Ao identificar palavras como “chuva” e “enchente” nas postagens, metodologia usa rede social para acompanhar e prever a ocorrência desses fenômenos

Em parceria com qsocial
01/10/2018 15:32

“Tem muitas nuvens no céu. Acho que vem chuva forte” são sentenças triviais. Mas, para um grupo de cinco pesquisadores do Instituto de Ciências Matemáticas e de Computação (ICMC) da Universidade de São Paulo, em São Carlos, elas podem  ser muito úteis, se estiverem publicada no Twitter: viram uma importante fonte de informação para monitorar tempestades e podem ser usada até para prever enchentes, numa espécie de radar de chuva à base de inteligência artificial.

Tuítes podem se transformar em um radar de chuva, tempestade e enchente
Tuítes podem se transformar em um radar de chuva, tempestade e enchente - Lunja/Shutterstock

A equipe do ICMC criou uma técnica computacional capaz de usar textos publicados nessa rede social para identificar e acompanhar a ocorrência de chuvas e enchentes. Com eles, seria possível ampliar as áreas de monitoramento desses fenômenos e, futuramente, contribuir na prevenção e alerta de desastres naturais.
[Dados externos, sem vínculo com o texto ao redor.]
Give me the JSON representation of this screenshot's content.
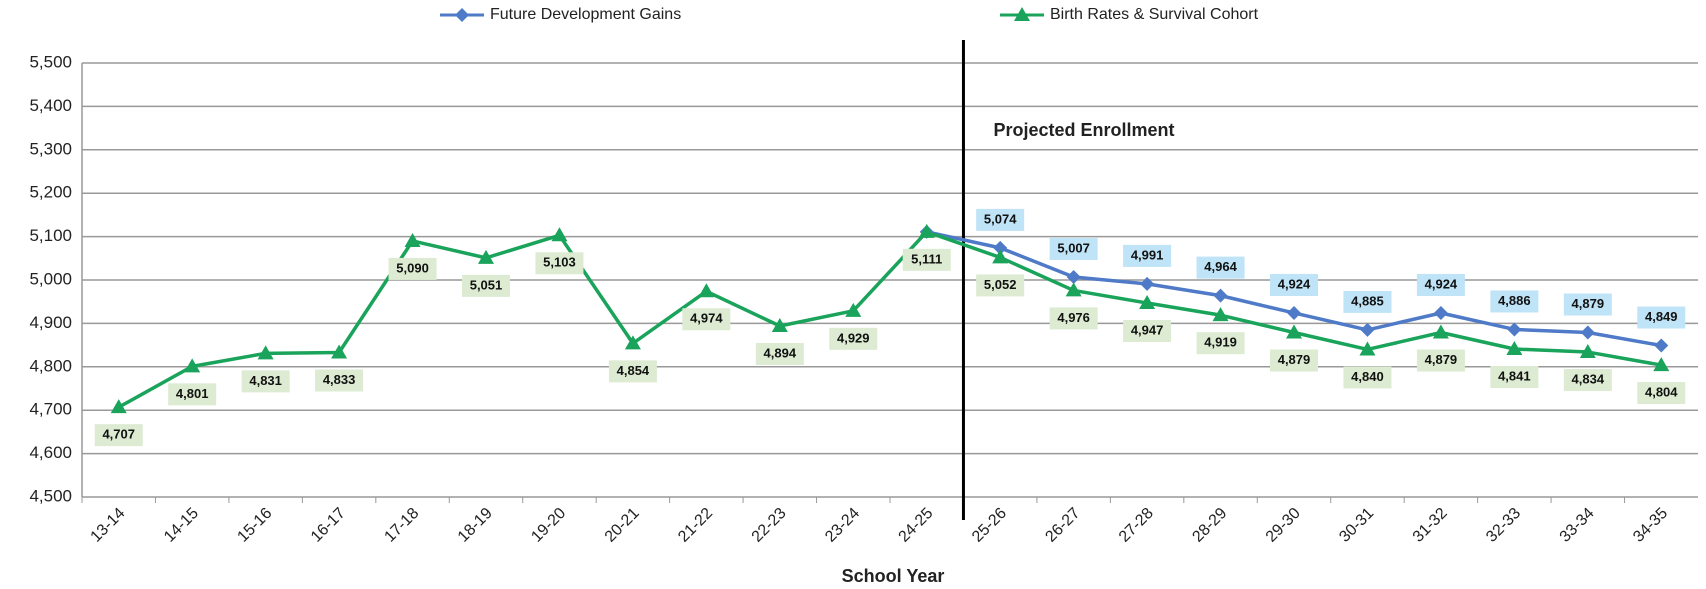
{
  "chart_data": {
    "type": "line",
    "x_label": "School Year",
    "annotation": "Projected Enrollment",
    "categories": [
      "13-14",
      "14-15",
      "15-16",
      "16-17",
      "17-18",
      "18-19",
      "19-20",
      "20-21",
      "21-22",
      "22-23",
      "23-24",
      "24-25",
      "25-26",
      "26-27",
      "27-28",
      "28-29",
      "29-30",
      "30-31",
      "31-32",
      "32-33",
      "33-34",
      "34-35"
    ],
    "series": [
      {
        "name": "Future Development Gains",
        "color": "#4f7ac7",
        "marker": "diamond",
        "label_color": "#bfe3f7",
        "values": [
          null,
          null,
          null,
          null,
          null,
          null,
          null,
          null,
          null,
          null,
          null,
          5111,
          5074,
          5007,
          4991,
          4964,
          4924,
          4885,
          4924,
          4886,
          4879,
          4849
        ],
        "value_labels": [
          null,
          null,
          null,
          null,
          null,
          null,
          null,
          null,
          null,
          null,
          null,
          null,
          "5,074",
          "5,007",
          "4,991",
          "4,964",
          "4,924",
          "4,885",
          "4,924",
          "4,886",
          "4,879",
          "4,849"
        ]
      },
      {
        "name": "Birth Rates & Survival Cohort",
        "color": "#1aa35a",
        "marker": "triangle",
        "label_color": "#dcebd2",
        "values": [
          4707,
          4801,
          4831,
          4833,
          5090,
          5051,
          5103,
          4854,
          4974,
          4894,
          4929,
          5111,
          5052,
          4976,
          4947,
          4919,
          4879,
          4840,
          4879,
          4841,
          4834,
          4804
        ],
        "value_labels": [
          "4,707",
          "4,801",
          "4,831",
          "4,833",
          "5,090",
          "5,051",
          "5,103",
          "4,854",
          "4,974",
          "4,894",
          "4,929",
          "5,111",
          "5,052",
          "4,976",
          "4,947",
          "4,919",
          "4,879",
          "4,840",
          "4,879",
          "4,841",
          "4,834",
          "4,804"
        ]
      }
    ],
    "ylim": [
      4500,
      5500
    ],
    "yticks": [
      {
        "value": 4500,
        "label": "4,500"
      },
      {
        "value": 4600,
        "label": "4,600"
      },
      {
        "value": 4700,
        "label": "4,700"
      },
      {
        "value": 4800,
        "label": "4,800"
      },
      {
        "value": 4900,
        "label": "4,900"
      },
      {
        "value": 5000,
        "label": "5,000"
      },
      {
        "value": 5100,
        "label": "5,100"
      },
      {
        "value": 5200,
        "label": "5,200"
      },
      {
        "value": 5300,
        "label": "5,300"
      },
      {
        "value": 5400,
        "label": "5,400"
      },
      {
        "value": 5500,
        "label": "5,500"
      }
    ],
    "grid": true,
    "legend": "top"
  }
}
Normalmente, chuvas são registradas por equipamentos como pluviômetros (que medem o volume de água que se acumula no chão), satélites e radares meteorológicos (que verificam, ainda no céu, quanto de água vai cair). No entanto, são aparelhos caros, e não existem em quantidade suficiente para registrar os dados de forma ideal.

Técnica separa palavras-chave e postagens relevantes daquelas que não têm relação direta com o fenômeno
Técnica separa palavras-chave e postagens relevantes daquelas que não têm relação direta com o fenômeno - Divulgação

Mas se alguém tuíta algo como: “O céu está escuro, acho que vai chover daqui a pouco” ou “Ia caminhar agora de manhã, mas a chuva não deixou”, essas informações são processadas pelo sistema e ajudam a entender o comportamento da precipitação naquele momento e local.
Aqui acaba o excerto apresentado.